Throughout the years, the construction of exterior doors has improved to increase efficiency. Limiting airflow from doors can lower heating and cooling costs. Whether you're purchasing new or addressing existing, door upgrades can help you seal in the savings.
The front door of your home has a lot of meaning. It sets the stage for the home and provides the first impression for your guests. Beyond curb appeal, the front door is a good place to look for energy savings.
Efficient exterior doors seal tightly and don’t allow air to pass through. Limiting airflow from exterior doors can lower heating and cooling costs. Throughout the years, the construction of exterior doors has improved to increase their efficiency. If your door is older, it likely is not insulated.
There are two strategies to address an inefficient front door: purchase a new one or work with what you have.
If you want to replace your front door for aesthetic purposes, make it more functional, or improve its efficiency, consider upgrading to an ENERGY STAR-certified model. The ENERGY STAR certification ensures the door you buy meets efficiency criteria for your local area.
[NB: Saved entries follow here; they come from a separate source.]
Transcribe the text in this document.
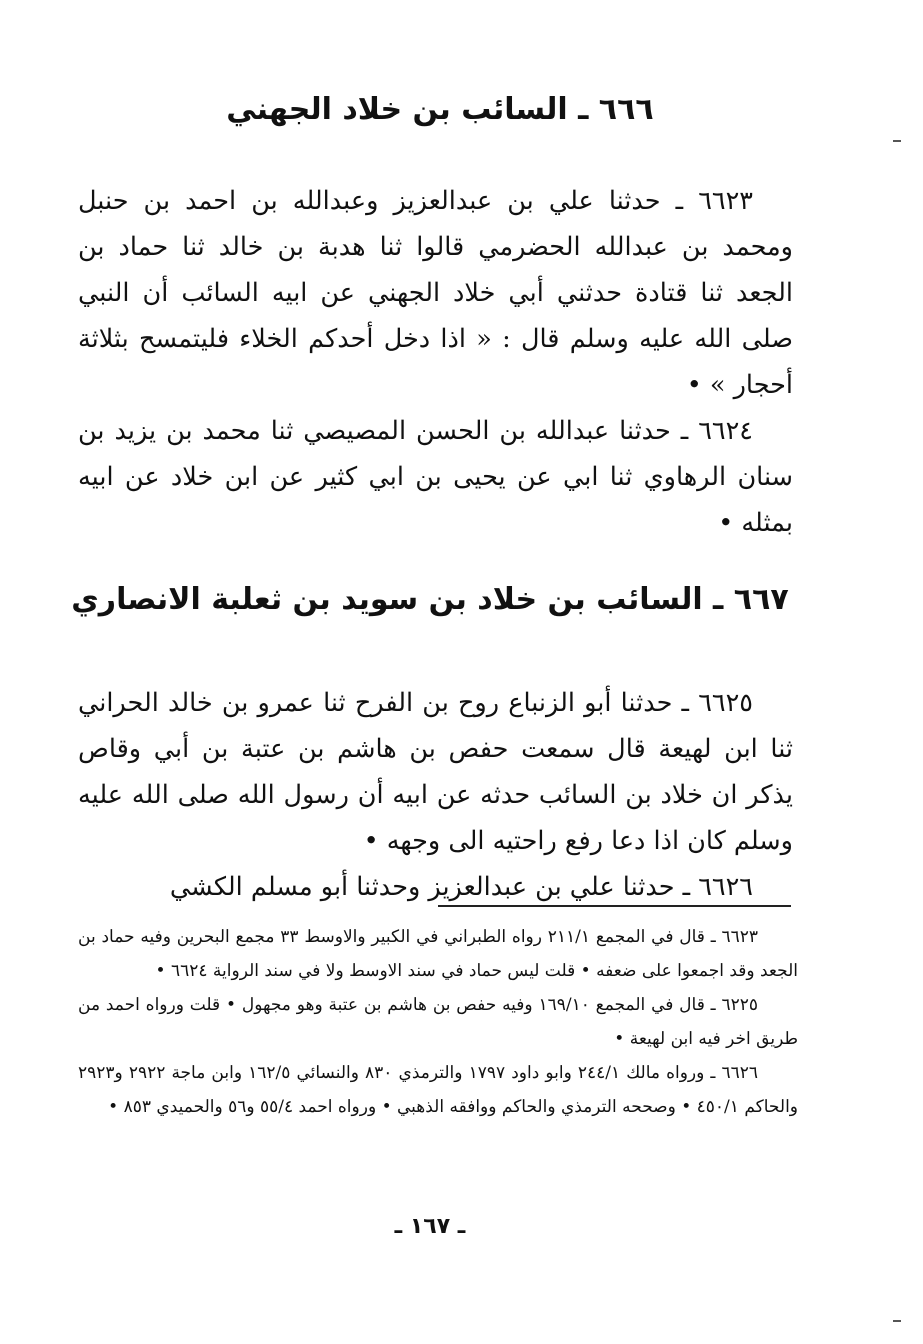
٦٦٦ ـ السائب بن خلاد الجهني

٦٦٢٣ ـ حدثنا علي بن عبدالعزيز وعبدالله بن احمد بن حنبل ومحمد بن عبدالله الحضرمي قالوا ثنا هدبة بن خالد ثنا حماد بن الجعد ثنا قتادة حدثني أبي خلاد الجهني عن ابيه السائب أن النبي صلى الله عليه وسلم قال : « اذا دخل أحدكم الخلاء فليتمسح بثلاثة أحجار » •

٦٦٢٤ ـ حدثنا عبدالله بن الحسن المصيصي ثنا محمد بن يزيد بن سنان الرهاوي ثنا ابي عن يحيى بن ابي كثير عن ابن خلاد عن ابيه بمثله •

٦٦٧ ـ السائب بن خلاد بن سويد بن ثعلبة الانصاري

٦٦٢٥ ـ حدثنا أبو الزنباع روح بن الفرح ثنا عمرو بن خالد الحراني ثنا ابن لهيعة قال سمعت حفص بن هاشم بن عتبة بن أبي وقاص يذكر ان خلاد بن السائب حدثه عن ابيه أن رسول الله صلى الله عليه وسلم كان اذا دعا رفع راحتيه الى وجهه •

٦٦٢٦ ـ حدثنا علي بن عبدالعزيز وحدثنا أبو مسلم الكشي

٦٦٢٣ ـ قال في المجمع ٢١١/١ رواه الطبراني في الكبير والاوسط ٣٣ مجمع البحرين وفيه حماد بن الجعد وقد اجمعوا على ضعفه • قلت ليس حماد في سند الاوسط ولا في سند الرواية ٦٦٢٤ •

٦٢٢٥ ـ قال في المجمع ١٦٩/١٠ وفيه حفص بن هاشم بن عتبة وهو مجهول • قلت ورواه احمد من طريق اخر فيه ابن لهيعة •

٦٦٢٦ ـ ورواه مالك ٢٤٤/١ وابو داود ١٧٩٧ والترمذي ٨٣٠ والنسائي ١٦٢/٥ وابن ماجة ٢٩٢٢ و٢٩٢٣ والحاكم ٤٥٠/١ • وصححه الترمذي والحاكم ووافقه الذهبي • ورواه احمد ٥٥/٤ و٥٦ والحميدي ٨٥٣ •

ـ ١٦٧ ـ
Certification requires any windows in the door to be double- or triple-paned to reduce heat flow. While windows in doors offer aesthetics, more glass means less efficiency. The bigger the windows in a door, the lower the efficiency. The most efficient doors have no glass or windows.
U-factor is the primary rating for efficiency on doors and windows. U-factor is the inverse of R-value, which is the rating used for insulation. Unlike R-value where higher is better, the lower the U-factor, the more energy-efficient the door. Check the U-factor to help choose the most efficient door in your preferred style.
ENERGY STAR-certified doors are made of the most efficient materials, such as fiberglass, wood cladding, and steel with polyurethane foam core. They are built to fit snugly into their frames, reducing drafts and airflow.
When completely replacing a door and the frame, you can use expanding foam or caulk to fill the space between the door jamb and structural framing. ENERGY STAR doors have specific installation instructions to ensure the desired efficiency.
If a new door isn’t in your budget, less expensive options can reduce air leakage and improve your home’s efficiency.
Years of use can wear out weatherstripping. If you can see daylight around the edges of the door or underneath it, it’s time to stop those air leaks.
Weatherstripping around the door jamb can be adjusted to make a snug seal or replaced if it’s too far gone. Apply one continuous strip along each side, and make sure it meets tightly at the corners. Don’t forget the door sweep at the bottom of the door.
Adding a storm door can also help. Most storm doors have options for using a screen or glass. Swapping the screen for the glass insert can help save energy in both the winter and in the summer, if you use air conditioning.
Open the door to energy savings by improving the efficiency of your exterior doors, without compromising the aesthetics of your home.